Debian : ii  postgresql-8.1                   8.1.5-1

on a simple data model (a contact, linked to a company and categories
categorizing a contact) this query takes more than 30 seconds !

SELECT distinct contact_id
FROM Contact
  LEFT JOIN Company ON contact_company_id=company_id
  LEFT JOIN CategoryLink AS cl ON
     contact_id=cl.categorylink_entity_id
     AND cl.categorylink_entity='contact'
     AND cl.categorylink_category='contactcategory2'
WHERE cl.categorylink_category_id='268' and contact_archive=0;

If I invert (only change) the LEFT JOIN clause the queries returns
immediately

SELECT distinct contact_id
FROM Contact
  LEFT JOIN CategoryLink AS cl ON
     contact_id=cl.categorylink_entity_id
     AND cl.categorylink_entity='contact'
     AND cl.categorylink_category='contactcategory2'
  LEFT JOIN Company ON contact_company_id=company_id     WHERE
cl.categorylink_category_id='268' and contact_archive=0;

if I supress one of the where clause, it returns immediately too... very
strange

here are the queries plan (explain):
first and slow one :

************************
obm=> explain  SELECT distinct contact_id FROM Contact LEFT JOIN Company ON
contact_company_id=company_id LEFT JOIN CategoryLink AS cl ON
contact_id=cl.categorylink_entity_id AND cl.categorylink_entity='contact'
AND cl.categorylink_category='contactcategory2' WHERE
cl.categorylink_category_id='268' and contact_archive=0;

      QUERY PLAN
----------------------------------------------------------------------------
----------------------------------------------------------------------------
-------------------------
 Unique  (cost=0.00..1423.38 rows=1 width=4)
   ->  Nested Loop  (cost=0.00..1423.37 rows=1 width=4)
         Join Filter: ("inner".contact_id = "outer".categorylink_entity_id)
         ->  Index Scan using categorylink_pkey on categorylink cl
(cost=0.00..4.87 rows=1 width=4)
               Index Cond: ((categorylink_category_id = 268) AND
((categorylink_category)::text = 'contactcategory2'::text) AND
((categorylink_entity)::text = 'contact'::text))
         ->  Nested Loop Left Join  (cost=0.00..1417.30 rows=96 width=4)
               ->  Seq Scan on contact  (cost=0.00..840.51 rows=96 width=8)
                     Filter: ((contact_archive)::text = '0'::text)
               ->  Index Scan using company_pkey on company
(cost=0.00..6.00 rows=1 width=4)
                     Index Cond: ("outer".contact_company_id =
company.company_id)


I can see a strange seq scan on contact but why ???
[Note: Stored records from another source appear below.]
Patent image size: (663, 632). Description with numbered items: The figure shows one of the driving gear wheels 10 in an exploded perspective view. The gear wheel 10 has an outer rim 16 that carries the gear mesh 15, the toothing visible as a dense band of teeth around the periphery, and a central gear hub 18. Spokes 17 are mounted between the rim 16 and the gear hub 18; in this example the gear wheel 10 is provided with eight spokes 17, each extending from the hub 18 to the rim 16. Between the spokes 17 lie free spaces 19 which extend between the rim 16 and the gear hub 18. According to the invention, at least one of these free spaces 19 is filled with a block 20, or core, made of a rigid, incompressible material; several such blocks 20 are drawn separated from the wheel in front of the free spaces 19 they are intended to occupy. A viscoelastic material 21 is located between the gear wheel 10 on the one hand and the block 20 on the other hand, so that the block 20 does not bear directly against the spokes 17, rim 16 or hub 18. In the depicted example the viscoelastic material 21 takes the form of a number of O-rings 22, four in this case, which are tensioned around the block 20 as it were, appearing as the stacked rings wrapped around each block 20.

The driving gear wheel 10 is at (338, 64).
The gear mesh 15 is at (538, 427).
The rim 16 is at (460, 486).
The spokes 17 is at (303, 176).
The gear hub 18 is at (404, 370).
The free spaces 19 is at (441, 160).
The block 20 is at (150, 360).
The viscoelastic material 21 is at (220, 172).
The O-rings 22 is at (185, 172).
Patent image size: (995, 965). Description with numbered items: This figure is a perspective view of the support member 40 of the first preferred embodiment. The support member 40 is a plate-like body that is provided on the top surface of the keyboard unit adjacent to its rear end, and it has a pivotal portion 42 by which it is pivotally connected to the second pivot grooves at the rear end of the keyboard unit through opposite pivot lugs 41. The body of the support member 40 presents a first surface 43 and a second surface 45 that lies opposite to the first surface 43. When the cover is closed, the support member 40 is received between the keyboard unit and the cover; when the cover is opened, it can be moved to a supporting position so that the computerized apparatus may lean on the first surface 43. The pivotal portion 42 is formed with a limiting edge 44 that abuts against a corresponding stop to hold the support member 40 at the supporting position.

*****************************************************
second one, really fast

obm=> explain  SELECT distinct contact_id FROM Contact LEFT JOIN
CategoryLink AS cl ON contact_id=cl.categorylink_entity_id AND
cl.categorylink_entity='contact' AND
cl.categorylink_category='contactcategory2' LEFT JOIN Company on
contact_company_id=company_id WHERE cl.categorylink_category_id='268' and
contact_archive=0;

         QUERY PLAN
----------------------------------------------------------------------------
----------------------------------------------------------------------------
-------------------------------
 Unique  (cost=0.00..16.91 rows=1 width=4)
   ->  Nested Loop Left Join  (cost=0.00..16.90 rows=1 width=4)
         ->  Nested Loop  (cost=0.00..10.90 rows=1 width=8)
               ->  Index Scan using categorylink_pkey on categorylink cl
(cost=0.00..4.87 rows=1 width=4)
                     Index Cond: ((categorylink_category_id = 268) AND
((categorylink_category)::text = 'contactcategory2'::text) AND
((categorylink_entity)::text = 'contact'::text))
               ->  Index Scan using contact_pkey on contact
(cost=0.00..6.01 rows=1 width=8)
                     Index Cond: (contact.contact_id =
"outer".categorylink_entity_id)
                     Filter: ((contact_archive)::text = '0'::text)
         ->  Index Scan using company_pkey on company  (cost=0.00..6.00
rows=1 width=4)
               Index Cond: ("outer".contact_company_id =
company.company_id)


Is it a bug or may I have missed something ??

Re: BUG #2730: strange query performance !

From
Tom Lane
Date:
"Baudracco Pierre" <pierre.baudracco@aliasource.fr> writes:
> on a simple data model (a contact, linked to a company and categories
> categorizing a contact) this query takes more than 30 seconds !
> ...
> If I invert (only change) the LEFT JOIN clause the queries returns
> immediately

Existing Postgres releases do not consider rearranging the order of
outer joins, because they don't have the logic needed to determine
whether it's safe (will give the same answer) or not to change the
join order.  8.2 will be smarter.

            regards, tom lane